# Traditional boot trees



## asset2004 (22 October 2010)

Does anyone use traditional wooden boot trees in their hunting boots any more? Tidying out grandparents house I came across a pair but wondered if people use them or do they use the plastic boot trees to keep their shape now. 
I wear rubber boots (ducks lol but our country is quite wet and getting off to do gates and undo nasty wire fences it makes sense rather than ruin good leather ones, plus I can get an extra pair of socks on with them!) lol
They are really nice, very well made but weigh a tonne!


----------



## spacefaer (22 October 2010)

we use them! what size are they?


----------



## asset2004 (22 October 2010)

size 4


----------



## Haniki (22 October 2010)

They can make a lot of money on ebay:
http://cgi.ebay.co.uk/ws/eBayISAPI....JN%2FAw%3D&viewitem=&sspagename=STRK:MEWAX:IT


----------



## asset2004 (22 October 2010)

Haniki said:



			They can make a lot of money on ebay:
http://cgi.ebay.co.uk/ws/eBayISAPI....JN%2FAw%3D&viewitem=&sspagename=STRK:MEWAX:IT

Click to expand...

so they do!  thanks


----------



## MissySmythe (22 October 2010)

Trouble is they only fit the boots they're made for surely?
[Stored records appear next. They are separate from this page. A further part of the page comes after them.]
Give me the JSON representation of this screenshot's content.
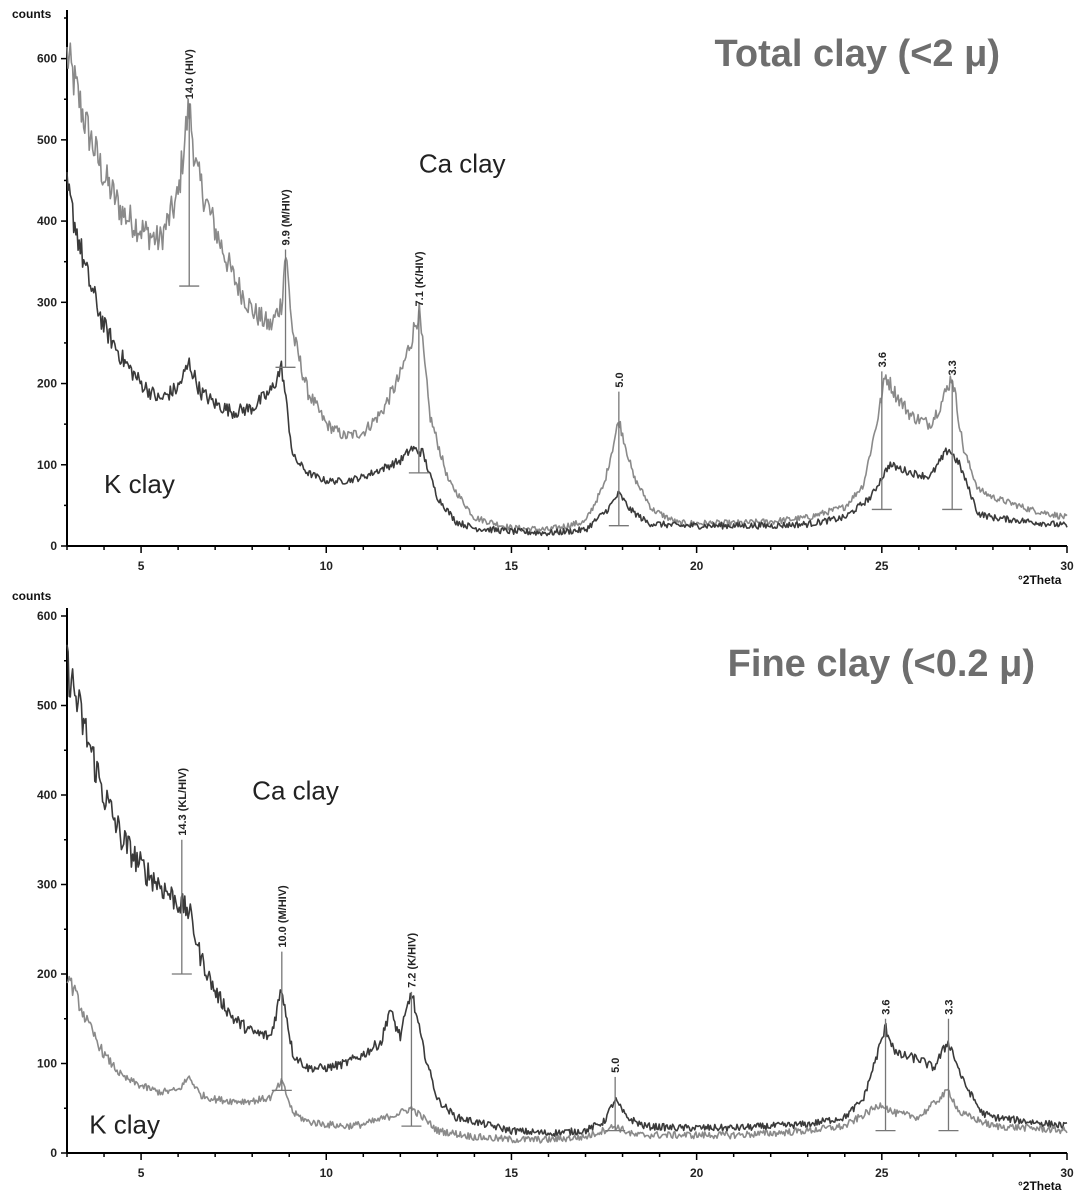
{
  "chart_data": [
    {
      "type": "line",
      "title": "Total clay (<2 μ)",
      "ylabel": "counts",
      "xlabel": "°2Theta",
      "xlim": [
        3,
        30
      ],
      "ylim": [
        0,
        650
      ],
      "xticks": [
        5,
        10,
        15,
        20,
        25,
        30
      ],
      "yticks": [
        0,
        100,
        200,
        300,
        400,
        500,
        600
      ],
      "grid": false,
      "series": [
        {
          "name": "Ca clay",
          "color": "#8a8a8a",
          "x": [
            3,
            3.5,
            4,
            4.5,
            5,
            5.5,
            6,
            6.2,
            6.3,
            6.5,
            7,
            7.5,
            8,
            8.5,
            8.8,
            8.9,
            9.1,
            9.5,
            10,
            10.5,
            11,
            11.5,
            12,
            12.3,
            12.5,
            12.8,
            13.3,
            14,
            15,
            16,
            17,
            17.5,
            17.9,
            18.3,
            18.8,
            19.5,
            20,
            21,
            22,
            23,
            24,
            24.5,
            24.9,
            25.1,
            25.4,
            25.8,
            26.3,
            26.6,
            26.9,
            27.2,
            27.6,
            28,
            29,
            30
          ],
          "y": [
            605,
            520,
            455,
            410,
            390,
            375,
            430,
            510,
            540,
            460,
            390,
            330,
            290,
            270,
            300,
            365,
            260,
            190,
            150,
            135,
            140,
            165,
            210,
            255,
            290,
            160,
            80,
            35,
            22,
            20,
            30,
            75,
            155,
            85,
            45,
            28,
            28,
            28,
            30,
            35,
            48,
            75,
            160,
            210,
            185,
            160,
            150,
            175,
            210,
            120,
            70,
            60,
            45,
            35
          ]
        },
        {
          "name": "K clay",
          "color": "#3a3a3a",
          "x": [
            3,
            3.5,
            4,
            4.5,
            5,
            5.5,
            6,
            6.3,
            6.6,
            7,
            7.5,
            8,
            8.5,
            8.8,
            9.1,
            9.5,
            10,
            10.5,
            11,
            11.5,
            12,
            12.3,
            12.6,
            13,
            13.5,
            14,
            15,
            16,
            17,
            17.6,
            17.9,
            18.2,
            18.7,
            19.5,
            20,
            21,
            22,
            23,
            24,
            24.7,
            25.2,
            25.8,
            26.3,
            26.8,
            27.1,
            27.6,
            28,
            29,
            30
          ],
          "y": [
            440,
            340,
            270,
            230,
            200,
            180,
            195,
            225,
            190,
            175,
            165,
            170,
            190,
            220,
            110,
            90,
            80,
            80,
            85,
            95,
            105,
            120,
            115,
            60,
            30,
            22,
            18,
            16,
            20,
            45,
            65,
            45,
            28,
            25,
            25,
            25,
            25,
            27,
            35,
            60,
            100,
            90,
            85,
            120,
            100,
            40,
            35,
            30,
            25
          ]
        }
      ],
      "annotations": [
        {
          "x": 6.3,
          "label": "14.0 (HIV)",
          "top": 545,
          "bottom": 320
        },
        {
          "x": 8.9,
          "label": "9.9 (M/HIV)",
          "top": 365,
          "bottom": 220
        },
        {
          "x": 12.5,
          "label": "7.1 (K/HIV)",
          "top": 290,
          "bottom": 90
        },
        {
          "x": 17.9,
          "label": "5.0",
          "top": 190,
          "bottom": 25
        },
        {
          "x": 25.0,
          "label": "3.6",
          "top": 215,
          "bottom": 45
        },
        {
          "x": 26.9,
          "label": "3.3",
          "top": 205,
          "bottom": 45
        }
      ],
      "series_labels": [
        {
          "text": "Ca clay",
          "x": 12.5,
          "y": 460
        },
        {
          "text": "K clay",
          "x": 4.0,
          "y": 65
        }
      ]
    },
    {
      "type": "line",
      "title": "Fine clay (<0.2 μ)",
      "ylabel": "counts",
      "xlabel": "°2Theta",
      "xlim": [
        3,
        30
      ],
      "ylim": [
        0,
        600
      ],
      "xticks": [
        5,
        10,
        15,
        20,
        25,
        30
      ],
      "yticks": [
        0,
        100,
        200,
        300,
        400,
        500,
        600
      ],
      "grid": false,
      "series": [
        {
          "name": "Ca clay",
          "color": "#3a3a3a",
          "x": [
            3,
            3.5,
            4,
            4.5,
            5,
            5.5,
            6,
            6.3,
            6.6,
            7,
            7.5,
            8,
            8.5,
            8.8,
            9.1,
            9.5,
            10,
            10.5,
            11,
            11.5,
            11.7,
            12,
            12.3,
            12.6,
            13,
            13.5,
            14,
            15,
            16,
            17,
            17.5,
            17.8,
            18.1,
            18.6,
            19.5,
            20,
            21,
            22,
            23,
            24,
            24.5,
            25.1,
            25.4,
            26,
            26.4,
            26.8,
            27.2,
            27.7,
            28,
            29,
            30
          ],
          "y": [
            545,
            470,
            400,
            350,
            320,
            300,
            280,
            270,
            220,
            180,
            150,
            135,
            130,
            185,
            110,
            95,
            95,
            100,
            110,
            125,
            160,
            130,
            180,
            120,
            60,
            40,
            35,
            25,
            22,
            25,
            35,
            60,
            40,
            30,
            28,
            28,
            28,
            30,
            32,
            40,
            60,
            140,
            110,
            105,
            95,
            125,
            80,
            45,
            40,
            35,
            30
          ]
        },
        {
          "name": "K clay",
          "color": "#8a8a8a",
          "x": [
            3,
            3.5,
            4,
            4.5,
            5,
            5.5,
            6,
            6.3,
            6.6,
            7,
            7.5,
            8,
            8.5,
            8.8,
            9.1,
            9.5,
            10,
            10.5,
            11,
            11.5,
            12,
            12.3,
            12.6,
            13,
            14,
            15,
            16,
            17,
            17.8,
            18.3,
            19,
            20,
            21,
            22,
            23,
            24,
            25,
            25.3,
            26,
            26.8,
            27.1,
            28,
            29,
            30
          ],
          "y": [
            200,
            150,
            110,
            85,
            75,
            68,
            70,
            85,
            65,
            60,
            58,
            58,
            62,
            80,
            45,
            35,
            32,
            30,
            32,
            38,
            45,
            50,
            40,
            25,
            18,
            15,
            15,
            18,
            30,
            20,
            20,
            20,
            20,
            22,
            25,
            30,
            55,
            45,
            40,
            70,
            45,
            30,
            28,
            25
          ]
        }
      ],
      "annotations": [
        {
          "x": 6.1,
          "label": "14.3 (KL/HIV)",
          "top": 350,
          "bottom": 200
        },
        {
          "x": 8.8,
          "label": "10.0 (M/HIV)",
          "top": 225,
          "bottom": 70
        },
        {
          "x": 12.3,
          "label": "7.2 (K/HIV)",
          "top": 180,
          "bottom": 30
        },
        {
          "x": 17.8,
          "label": "5.0",
          "top": 85,
          "bottom": 25
        },
        {
          "x": 25.1,
          "label": "3.6",
          "top": 150,
          "bottom": 25
        },
        {
          "x": 26.8,
          "label": "3.3",
          "top": 150,
          "bottom": 25
        }
      ],
      "series_labels": [
        {
          "text": "Ca clay",
          "x": 8.0,
          "y": 395
        },
        {
          "text": "K clay",
          "x": 3.6,
          "y": 22
        }
      ]
    }
  ]
}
They have value as 'antiques' . Have seen a few people in the Cotswolds with boots/trees in the hall who have never even been near a horse let alone hunted. Too funny!
Get the best price you can!


----------



## Rowreach (22 October 2010)

MissySmythe said:



			Trouble is they only fit the boots they're made for surely? They have value as 'antiques' . Have seen a few people in the Cotswolds with boots/trees in the hall who have never even been near a horse let alone hunted. Too funny!
Get the best price you can!
		
Click to expand...

I've got several pairs of treed boots which I use as "decorative items" lol - but I can justifiably say I'm never far from a horse and have hunted for 40 years, so am I allowed?


----------



## siennamum (22 October 2010)

Haniki said:



			They can make a lot of money on ebay:
http://cgi.ebay.co.uk/ws/eBayISAPI....JN%2FAw%3D&viewitem=&sspagename=STRK:MEWAX:IT

Click to expand...

blimey I have some identical to that somewhere in the garage - shall have to hunt them out.


----------



## MissySmythe (22 October 2010)

Rowreach said:



			I've got several pairs of treed boots which I use as "decorative items" lol - but I can justifiably say I'm never far from a horse and have hunted for 40 years, so am I allowed?

Click to expand...

Absolutely! LOL


----------



## Daddy_Long_Legs (22 October 2010)

I would love a pair of wooden hunting trees. I just got a pair of boots from Davies and the trees nearly cost as much as the boots so I declined! But maybe next year!


----------



## spacefaer (22 October 2010)

HuntingmadinEire said:



			I would love a pair of wooden hunting trees. I just got a pair of boots from Davies and the trees nearly cost as much as the boots so I declined! But maybe next year!
		
Click to expand...

Don't I know it - got a pair of Davies boots made for me - haven't worn them for a bit and now they don't fit :O

To have the trees made now would be significantly more than the boots are worth - going to be selling them sadly as I've outgrown them......

anyone got skinnny legs??


----------



## siennamum (22 October 2010)

spacefaer said:



			Don't I know it - got a pair of Davies boots made for me - haven't worn them for a bit and now they don't fit :O

To have the trees made now would be significantly more than the boots are worth - going to be selling them sadly as I've outgrown them......

anyone got skinnny legs??
		
Click to expand...

You can stretch them - or get them stretched. What size are they?


----------



## rosie fronfelen (22 October 2010)

where would the best place to go to sell a pair of brown hunting boots, with laces, (really old!) thin leg, probably a size 4, with wooden trees? they are just sitting in the attic gathering dust!


----------